Deep learning-driven performance prediction and design of high-DoF MEMS resonators
摘要
The design of microelectromechanical systems (MEMS) resonators has long been hindered by high computational costs and restricted structural degrees of freedom. This study introduces a structural design framework based on a residual network-enabled solver (ResNES) for rapid physical performance prediction and efficient optimization of MEMS resonators. The resonant frequencies of in-plane vibration modes are employed as the representative physical properties to demonstrate the complete design workflow. A stochastic topology generation strategy is proposed to efficiently create diverse resonator designs by batch-generating elastic beams with high degrees of freedom (DoF) within a defined design space. Systematic evaluations reveal that fully-trained ResNES achieves a computational speed improvement of nearly three orders of magnitude compared to the finite element method (FEM), enabling millisecond-scale physical performance prediction with mean errors below 3%. The discrepancy between ResNES predictions and experimental measurements remains below 5%, validating the framework’s capability to bridge analysis and fabrication seamlessly. Furthermore, ResNES is integrated with a self-built particle swarm optimization algorithm to minimize resonant frequencies and maximize frequency spacing.
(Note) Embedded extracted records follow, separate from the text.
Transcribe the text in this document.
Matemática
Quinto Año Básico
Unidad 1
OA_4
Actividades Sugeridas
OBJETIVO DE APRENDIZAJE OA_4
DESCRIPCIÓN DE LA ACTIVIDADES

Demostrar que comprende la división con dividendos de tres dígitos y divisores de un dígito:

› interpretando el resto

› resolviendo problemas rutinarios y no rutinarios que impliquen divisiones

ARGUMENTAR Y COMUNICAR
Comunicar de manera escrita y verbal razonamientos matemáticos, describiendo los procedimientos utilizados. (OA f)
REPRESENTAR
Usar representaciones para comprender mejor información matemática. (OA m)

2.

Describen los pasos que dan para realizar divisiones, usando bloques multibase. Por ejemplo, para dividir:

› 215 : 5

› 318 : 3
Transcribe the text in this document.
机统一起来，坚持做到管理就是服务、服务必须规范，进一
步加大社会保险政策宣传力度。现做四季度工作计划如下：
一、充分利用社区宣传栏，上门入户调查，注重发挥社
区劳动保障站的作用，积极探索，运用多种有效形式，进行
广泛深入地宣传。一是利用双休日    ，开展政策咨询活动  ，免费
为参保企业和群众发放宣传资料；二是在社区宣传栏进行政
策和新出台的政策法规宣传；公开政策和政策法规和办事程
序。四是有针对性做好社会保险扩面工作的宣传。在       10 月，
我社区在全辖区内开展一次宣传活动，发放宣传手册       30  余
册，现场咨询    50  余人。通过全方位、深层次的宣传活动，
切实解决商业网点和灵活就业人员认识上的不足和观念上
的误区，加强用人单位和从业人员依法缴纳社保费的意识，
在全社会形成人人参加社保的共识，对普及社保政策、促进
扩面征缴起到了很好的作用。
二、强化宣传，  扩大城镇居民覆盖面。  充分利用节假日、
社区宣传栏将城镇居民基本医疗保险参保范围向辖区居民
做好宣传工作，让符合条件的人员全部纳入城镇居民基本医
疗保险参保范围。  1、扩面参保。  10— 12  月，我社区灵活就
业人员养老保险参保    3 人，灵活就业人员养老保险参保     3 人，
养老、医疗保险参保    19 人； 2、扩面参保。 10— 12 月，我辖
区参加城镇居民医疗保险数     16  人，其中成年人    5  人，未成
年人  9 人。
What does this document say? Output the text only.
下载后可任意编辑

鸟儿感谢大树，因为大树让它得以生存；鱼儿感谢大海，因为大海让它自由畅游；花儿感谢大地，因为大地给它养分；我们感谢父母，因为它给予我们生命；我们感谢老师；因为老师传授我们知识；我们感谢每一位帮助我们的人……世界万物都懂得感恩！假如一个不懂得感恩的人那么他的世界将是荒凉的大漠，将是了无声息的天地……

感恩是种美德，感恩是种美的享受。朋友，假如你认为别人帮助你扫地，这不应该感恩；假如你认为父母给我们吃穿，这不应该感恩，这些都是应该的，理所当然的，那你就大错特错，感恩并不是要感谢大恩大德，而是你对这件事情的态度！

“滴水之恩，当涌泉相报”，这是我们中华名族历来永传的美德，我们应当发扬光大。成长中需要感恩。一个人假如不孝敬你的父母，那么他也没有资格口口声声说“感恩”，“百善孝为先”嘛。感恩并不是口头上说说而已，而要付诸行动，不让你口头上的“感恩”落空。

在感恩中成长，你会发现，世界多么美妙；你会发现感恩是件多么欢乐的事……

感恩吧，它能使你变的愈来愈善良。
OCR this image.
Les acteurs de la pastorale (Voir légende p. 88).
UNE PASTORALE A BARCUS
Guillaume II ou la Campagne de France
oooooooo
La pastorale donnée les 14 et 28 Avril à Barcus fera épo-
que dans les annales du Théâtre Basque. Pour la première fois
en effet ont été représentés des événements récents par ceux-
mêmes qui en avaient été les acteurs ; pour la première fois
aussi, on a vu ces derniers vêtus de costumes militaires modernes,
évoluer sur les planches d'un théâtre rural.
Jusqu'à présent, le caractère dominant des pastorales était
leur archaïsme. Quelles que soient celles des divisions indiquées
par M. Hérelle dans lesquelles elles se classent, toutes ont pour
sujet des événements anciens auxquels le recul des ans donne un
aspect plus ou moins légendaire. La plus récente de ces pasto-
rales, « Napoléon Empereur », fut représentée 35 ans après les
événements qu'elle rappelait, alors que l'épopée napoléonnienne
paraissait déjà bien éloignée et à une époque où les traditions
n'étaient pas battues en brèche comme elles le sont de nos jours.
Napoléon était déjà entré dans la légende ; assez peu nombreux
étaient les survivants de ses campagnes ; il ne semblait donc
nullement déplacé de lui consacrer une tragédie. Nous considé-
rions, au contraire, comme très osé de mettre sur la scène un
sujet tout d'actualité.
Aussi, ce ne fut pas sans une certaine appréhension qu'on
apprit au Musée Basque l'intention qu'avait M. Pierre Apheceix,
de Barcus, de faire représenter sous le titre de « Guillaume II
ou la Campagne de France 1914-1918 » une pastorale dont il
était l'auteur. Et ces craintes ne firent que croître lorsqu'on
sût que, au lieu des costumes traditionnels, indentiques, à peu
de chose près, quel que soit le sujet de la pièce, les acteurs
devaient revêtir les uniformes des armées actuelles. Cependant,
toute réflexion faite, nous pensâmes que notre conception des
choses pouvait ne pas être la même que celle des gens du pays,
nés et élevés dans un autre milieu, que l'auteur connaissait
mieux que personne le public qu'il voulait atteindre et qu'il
Comparative analyses demonstrate that this collaborative optimization scheme enables multi-objective optimization, identifying optimal designs from tens of millions of potential topologies within minutes. Compared to conventional FEM-based methods, even when accounting for the time costs of data preparation and ResNES training, the collaborative optimization scheme reduces the overall design cycle by at least 70% while further improving physical performance metrics by 25%. This work establishes a scalable paradigm for intelligent MEMS structural design, advancing the development of high-performance MEMS devices.